Gözlerinin rengini sürerken siyah beyaz yalnızlığıma, kalabalığın hüznünü serabında boğacaktım yine...
Bilseydin, korkuları korkutmanın sevincine alışamadan, yokluğuna bir akşam vakti alışmaya çalışmanın zorluğunu...
Sen ''hasret''de istersen, ben ''yalnızlık''diyeyim...
İkimizin de paylaşmayı istemediği ayrılık diyelim biz buna...
Özlemim sensizliğin burcunu kuşanırken, üşüdüğüm dünyadan en parlak yıldıza gözlerimi kırptım yine...
Bütün yıldızlar başını eğdi.
Yıldızlar da, yollar da, zaman da ağlıyordu...
Ceylan gözlün, gözlerine ve yüreğine vurgundu.
Bilseydin, baharla gelenim, her mevsim yüreğimde güllerin açtığını...
Bilseydin, gözlerine erişmenin hazzının hiçbir bedel aramadığını...
Bilseydin yağmurlarla seni konuştuğumu ve her yağmur damlasından seni sorduğumu...
Nemlenen gözlerim son sağanağını dökmeden gelir miydin?
Bilseydin...


ama sen bilmedin
 
Ce: Bilseydin

Rüzgârın taşıyamadığı çelik gövdeli sevdayı aşırıp koydum yüreğime...
Hiç kimse güneşin rengini seçmedi gözlerimden..
Söylediğim şarkının nağmesine katılmadı hiç hiç kimse...
Ölümü canlandıran bir mevsimdi dünyanın köhneliğine tutunduğum.
Titreyen menekşeyi hiç kimse uyandıramamıştı. Ve kimse şafağın koynundan çalmamıştı sevdayı...

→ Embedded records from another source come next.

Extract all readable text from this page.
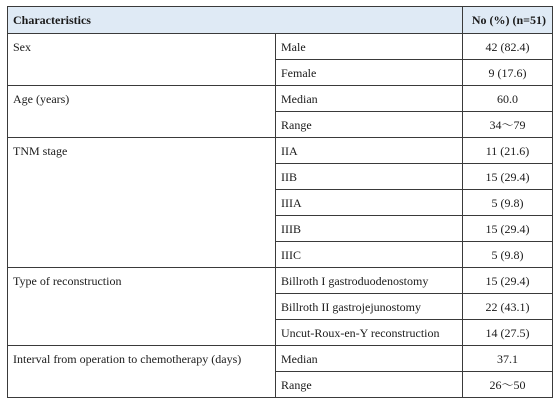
Characteristics		No (%) (n=51)
Sex	Male	42 (82.4)
	Female	9 (17.6)
Age (years)	Median	60.0
	Range	34～79
TNM stage	IIA	11 (21.6)
	IIB	15 (29.4)
	IIIA	5 (9.8)
	IIIB	15 (29.4)
	IIIC	5 (9.8)
Type of reconstruction	Billroth I gastroduodenostomy	15 (29.4)
	Billroth II gastrojejunostomy	22 (43.1)
	Uncut-Roux-en-Y reconstruction	14 (27.5)
Interval from operation to chemotherapy (days)	Median	37.1
	Range	26～50
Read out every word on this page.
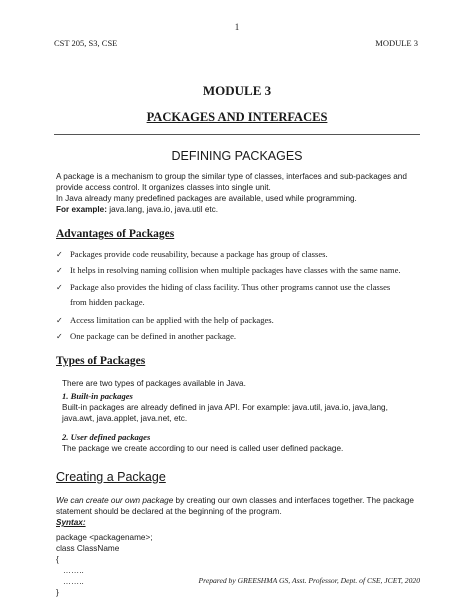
1
CST 205, S3, CSE	MODULE 3
MODULE 3
PACKAGES AND INTERFACES
DEFINING PACKAGES
A package is a mechanism to group the similar type of classes, interfaces and sub-packages and
provide access control. It organizes classes into single unit.
In Java already many predefined packages are available, used while programming.
For example: java.lang, java.io, java.util etc.
Advantages of Packages
✓ Packages provide code reusability, because a package has group of classes.
✓ It helps in resolving naming collision when multiple packages have classes with the same name.
✓ Package also provides the hiding of class facility. Thus other programs cannot use the classes
from hidden package.
✓ Access limitation can be applied with the help of packages.
✓ One package can be defined in another package.
Types of Packages
There are two types of packages available in Java.
1. Built-in packages
Built-in packages are already defined in java API. For example: java.util, java.io, java,lang,
java.awt, java.applet, java.net, etc.
2. User defined packages
The package we create according to our need is called user defined package.
Creating a Package
We can create our own package by creating our own classes and interfaces together. The package
statement should be declared at the beginning of the program.
Syntax:
package <packagename>;
class ClassName
{
……..
……..
}
Prepared by GREESHMA GS, Asst. Professor, Dept. of CSE, JCET, 2020
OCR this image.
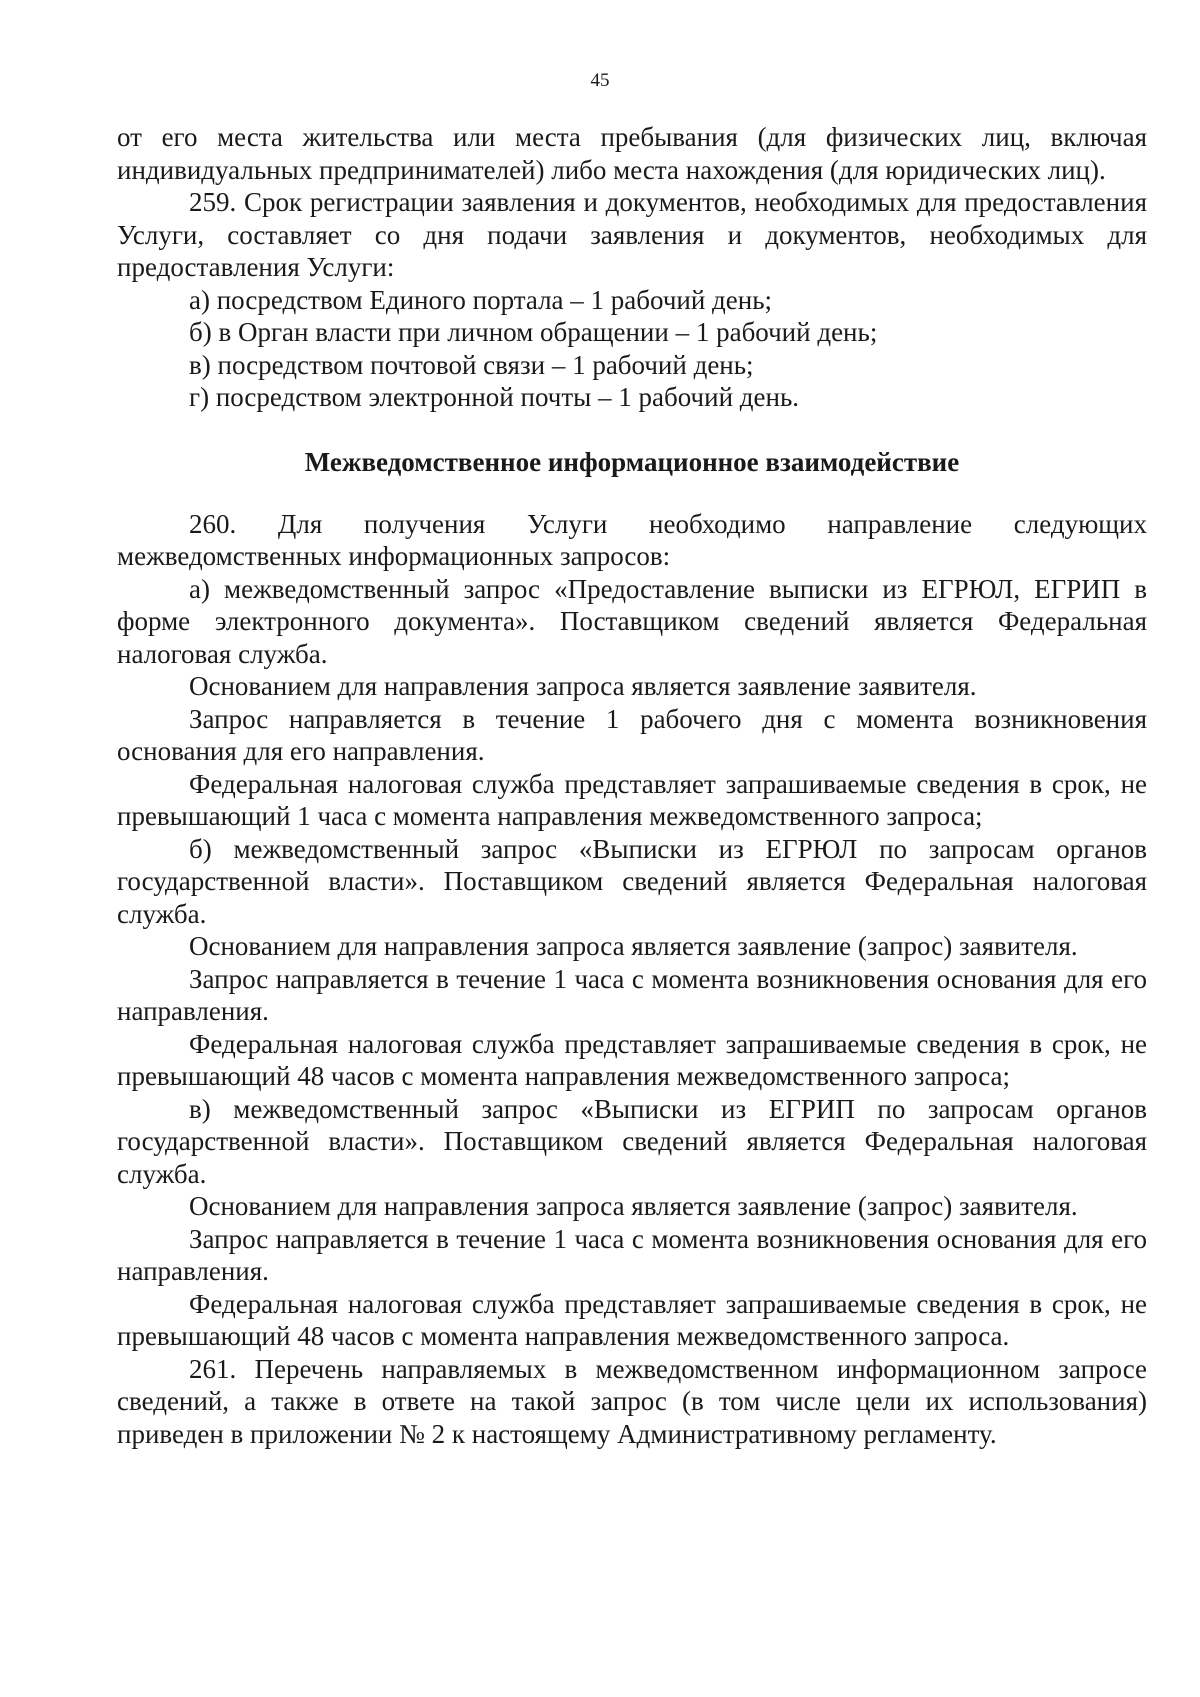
45

от его места жительства или места пребывания (для физических лиц, включая индивидуальных предпринимателей) либо места нахождения (для юридических лиц).

259. Срок регистрации заявления и документов, необходимых для предоставления Услуги, составляет со дня подачи заявления и документов, необходимых для предоставления Услуги:

а) посредством Единого портала – 1 рабочий день;

б) в Орган власти при личном обращении – 1 рабочий день;

в) посредством почтовой связи – 1 рабочий день;

г) посредством электронной почты – 1 рабочий день.

Межведомственное информационное взаимодействие

260. Для получения Услуги необходимо направление следующих межведомственных информационных запросов:

а) межведомственный запрос «Предоставление выписки из ЕГРЮЛ, ЕГРИП в форме электронного документа». Поставщиком сведений является Федеральная налоговая служба.

Основанием для направления запроса является заявление заявителя.

Запрос направляется в течение 1 рабочего дня с момента возникновения основания для его направления.

Федеральная налоговая служба представляет запрашиваемые сведения в срок, не превышающий 1 часа с момента направления межведомственного запроса;

б) межведомственный запрос «Выписки из ЕГРЮЛ по запросам органов государственной власти». Поставщиком сведений является Федеральная налоговая служба.

Основанием для направления запроса является заявление (запрос) заявителя.

Запрос направляется в течение 1 часа с момента возникновения основания для его направления.

Федеральная налоговая служба представляет запрашиваемые сведения в срок, не превышающий 48 часов с момента направления межведомственного запроса;

в) межведомственный запрос «Выписки из ЕГРИП по запросам органов государственной власти». Поставщиком сведений является Федеральная налоговая служба.

Основанием для направления запроса является заявление (запрос) заявителя.

Запрос направляется в течение 1 часа с момента возникновения основания для его направления.

Федеральная налоговая служба представляет запрашиваемые сведения в срок, не превышающий 48 часов с момента направления межведомственного запроса.

261. Перечень направляемых в межведомственном информационном запросе сведений, а также в ответе на такой запрос (в том числе цели их использования) приведен в приложении № 2 к настоящему Административному регламенту.
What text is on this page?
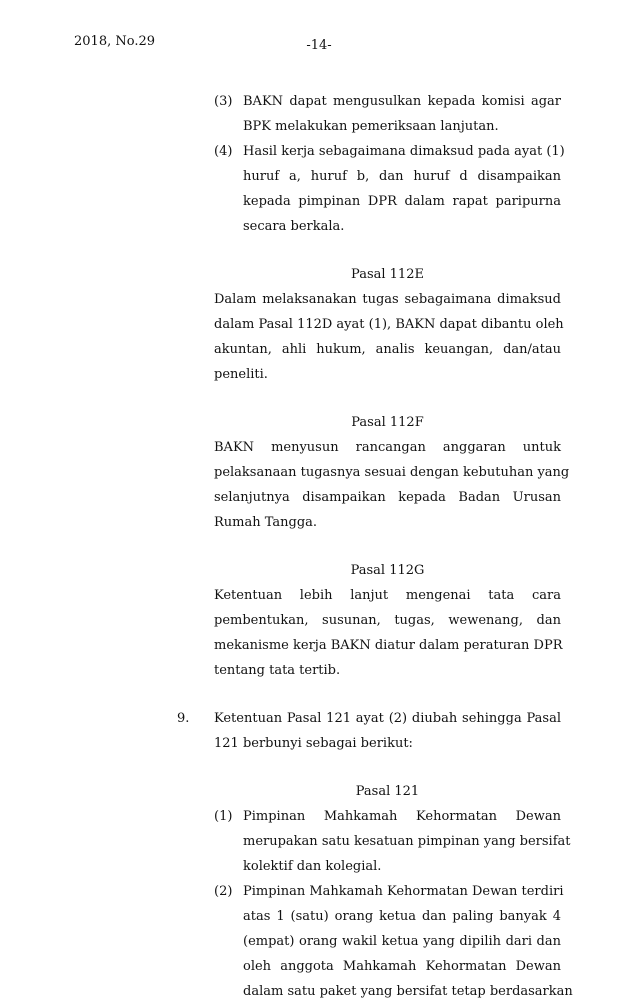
2018, No.29	-14-
(3) BAKN dapat mengusulkan kepada komisi agar
BPK melakukan pemeriksaan lanjutan.
(4) Hasil kerja sebagaimana dimaksud pada ayat (1)
huruf a, huruf b, dan huruf d disampaikan
kepada pimpinan DPR dalam rapat paripurna
secara berkala.
Pasal 112E
Dalam melaksanakan tugas sebagaimana dimaksud
dalam Pasal 112D ayat (1), BAKN dapat dibantu oleh
akuntan, ahli hukum, analis keuangan, dan/atau
peneliti.
Pasal 112F
BAKN menyusun rancangan anggaran untuk
pelaksanaan tugasnya sesuai dengan kebutuhan yang
selanjutnya disampaikan kepada Badan Urusan
Rumah Tangga.
Pasal 112G
Ketentuan lebih lanjut mengenai tata cara
pembentukan, susunan, tugas, wewenang, dan
mekanisme kerja BAKN diatur dalam peraturan DPR
tentang tata tertib.
9. Ketentuan Pasal 121 ayat (2) diubah sehingga Pasal
121 berbunyi sebagai berikut:
Pasal 121
(1) Pimpinan Mahkamah Kehormatan Dewan
merupakan satu kesatuan pimpinan yang bersifat
kolektif dan kolegial.
(2) Pimpinan Mahkamah Kehormatan Dewan terdiri
atas 1 (satu) orang ketua dan paling banyak 4
(empat) orang wakil ketua yang dipilih dari dan
oleh anggota Mahkamah Kehormatan Dewan
dalam satu paket yang bersifat tetap berdasarkan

Akşam akşam içim bir garip oldu Rüyammm...

Bilsen...
 
Ce: Bilseydin

çok güzel ve imsanı alıp nerelere götürüp neler hissettirdi tşk
 
Bilseydi...bazen bilemek de fayda etmiyor..Cok guzel anlatmissin,yalnizlik mi,hasret mi aslinda hepsi ayni,biri olmadan digeride olmuyor.